Concerning the eBPF programs, you must have a recent Linux kernel >= v5.6, since some tests use BPF_QUEUEs which have been recently introduced.

Finally, for the tests that require network traffic to be sent, the client requires a working build of MoonGen under the home directory of the user used for the tests.

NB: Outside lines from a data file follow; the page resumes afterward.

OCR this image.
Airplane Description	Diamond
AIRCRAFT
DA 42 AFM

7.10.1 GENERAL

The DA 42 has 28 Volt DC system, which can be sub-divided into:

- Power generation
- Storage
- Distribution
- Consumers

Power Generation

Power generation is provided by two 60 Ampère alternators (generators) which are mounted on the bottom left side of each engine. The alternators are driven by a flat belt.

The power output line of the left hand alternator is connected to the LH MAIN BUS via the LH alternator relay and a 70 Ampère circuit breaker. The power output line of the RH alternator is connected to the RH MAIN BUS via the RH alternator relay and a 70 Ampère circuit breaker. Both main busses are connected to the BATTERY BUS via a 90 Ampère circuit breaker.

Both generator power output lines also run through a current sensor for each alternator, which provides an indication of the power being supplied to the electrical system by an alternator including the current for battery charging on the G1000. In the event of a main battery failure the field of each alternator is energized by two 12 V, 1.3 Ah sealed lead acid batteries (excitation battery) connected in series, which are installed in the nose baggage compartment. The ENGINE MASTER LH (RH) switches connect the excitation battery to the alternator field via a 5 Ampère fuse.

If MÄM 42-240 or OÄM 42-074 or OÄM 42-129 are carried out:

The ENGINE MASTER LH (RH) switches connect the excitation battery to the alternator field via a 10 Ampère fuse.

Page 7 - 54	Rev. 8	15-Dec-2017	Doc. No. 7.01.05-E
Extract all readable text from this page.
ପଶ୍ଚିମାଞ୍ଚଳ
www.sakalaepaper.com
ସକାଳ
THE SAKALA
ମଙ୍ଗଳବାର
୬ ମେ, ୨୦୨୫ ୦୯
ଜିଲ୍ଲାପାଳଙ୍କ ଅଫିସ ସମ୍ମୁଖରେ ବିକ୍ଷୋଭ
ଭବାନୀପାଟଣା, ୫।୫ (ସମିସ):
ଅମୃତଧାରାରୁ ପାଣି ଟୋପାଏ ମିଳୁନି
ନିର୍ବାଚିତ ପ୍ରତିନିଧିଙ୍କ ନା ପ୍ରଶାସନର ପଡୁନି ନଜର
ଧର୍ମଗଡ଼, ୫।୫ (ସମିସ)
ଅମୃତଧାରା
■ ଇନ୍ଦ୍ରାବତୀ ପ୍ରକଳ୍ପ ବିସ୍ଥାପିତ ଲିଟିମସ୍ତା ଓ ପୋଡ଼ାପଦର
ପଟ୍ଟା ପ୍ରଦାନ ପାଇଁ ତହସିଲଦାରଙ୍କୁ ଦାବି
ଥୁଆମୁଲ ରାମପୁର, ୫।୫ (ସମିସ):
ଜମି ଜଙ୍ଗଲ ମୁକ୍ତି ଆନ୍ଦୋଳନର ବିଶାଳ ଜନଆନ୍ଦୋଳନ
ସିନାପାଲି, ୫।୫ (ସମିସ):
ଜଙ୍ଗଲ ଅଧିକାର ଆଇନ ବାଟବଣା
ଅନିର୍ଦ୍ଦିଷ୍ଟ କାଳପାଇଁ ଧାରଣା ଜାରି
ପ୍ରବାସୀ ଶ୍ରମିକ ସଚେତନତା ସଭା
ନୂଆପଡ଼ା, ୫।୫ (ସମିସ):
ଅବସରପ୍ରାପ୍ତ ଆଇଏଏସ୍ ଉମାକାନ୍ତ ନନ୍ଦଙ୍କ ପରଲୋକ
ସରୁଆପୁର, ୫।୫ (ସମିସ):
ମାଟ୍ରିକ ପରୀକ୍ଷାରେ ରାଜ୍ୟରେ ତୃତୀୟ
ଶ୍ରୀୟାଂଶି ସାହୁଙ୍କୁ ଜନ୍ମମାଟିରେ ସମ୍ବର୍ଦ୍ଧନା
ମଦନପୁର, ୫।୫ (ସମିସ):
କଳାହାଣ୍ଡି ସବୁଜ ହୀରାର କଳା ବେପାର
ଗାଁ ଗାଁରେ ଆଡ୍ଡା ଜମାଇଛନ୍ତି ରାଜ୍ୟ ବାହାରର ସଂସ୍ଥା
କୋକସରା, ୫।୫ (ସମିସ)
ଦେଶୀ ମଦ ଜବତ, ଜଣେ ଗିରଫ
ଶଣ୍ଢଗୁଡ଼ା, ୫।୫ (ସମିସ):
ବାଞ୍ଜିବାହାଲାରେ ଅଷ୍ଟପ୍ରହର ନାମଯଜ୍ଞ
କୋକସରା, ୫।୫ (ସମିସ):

Please refer to their guide for installing and setting up the correct driver for your network interface.

Project Structure

.
├── adaptiveness
│   ├── ebpf.c
│   ├── __init__.py
│   └── __main__.py
├── erase
│   ├── ebpf.c
│   ├── __init__.py
│   └── __main__.py
├── nprobe
│   ├── ebpf.c
│   ├── __init__.py
│   └── __main__.py
└── swap
│   ├── ebpf.c
│   ├── __init__.py
│   └── __main__.py
├── moongen.lua
├── plotter.ipynb
└── set_irq_affinity.sh
  • adaptiveness: Test case, containing an eBPF probe for measuring the impact of having a non-adaptive (nProbe), adaptive (pre-defined list of possibilities), and fully-adaptive solution
  • erase: Test case, containing an eBPF probe for measuring the impact of some populate-erase operations on eBPF maps, including their most recent optimized versions (batch operations)
  • nprobe: Test case, containing an eBPF probe for measuring the impact of extracting the exact information extracted from nProbe within eBPF, in terms of number of processed packets and memory used
  • swap: Test case, containing an eBPF probe for measuring the impact of requesting a snapshot-access to the eBPF maps, both in terms of compilation time and performance degradation while swapping in-out the underlying eBPF programs.
  • moongen.lua: used by the client to generate traffic at line rate using MoonGen
  • plotter.ipynb: a Python notebook for plotting the results of the tests leveraging matplotlib
  • set_irq_affinity.sh: a Bash script for setting the number of CPU used for handling incoming network traffic to 1 for a specific interface

Assumptions

Setup

This figure represents the set-up used for the tests, and the following assumptions have been made:

  1. Server is the machine that receives network traffic and runs eBPF probes
  2. Server supports XDP_DRV mode. Change it in the __main__.py files of the desired test
  3. Client-Server have their ssh keys registered under the home folder of the user used for logging-in.
  4. Client has a working MoonGen build under the following directory ~/Moongen/build. Change it if needed.

Usage

To run one of the tests between the available ones (adaptiveness, erase, nprobe, swap):

  1. go to the root of the project (the current directory)
  2. python -m <test_name> --help to read the available arguments
  3. python -m <test_name> ... to run the test with the provided arguments

A result file will be available once finished.

Acknowledgements

If you are using OpportunisticMonitoring's code for a scientific research, whether to replicate experiments or try new ones, please cite the related paper in your manuscript as follows:

S. Magnani, F. Risso and D. Siracusa, "A Control Plane Enabling Automated and Fully Adaptive Network Traffic Monitoring With eBPF," in IEEE Access, vol. 10, pp. 90778-90791, 2022, doi: 10.1109/ACCESS.2022.3202644.

I sincerely thank my Ph.D. advisor Domenico Siracusa, and my M.Sc. thesis supervisor prof. Fulvio Risso.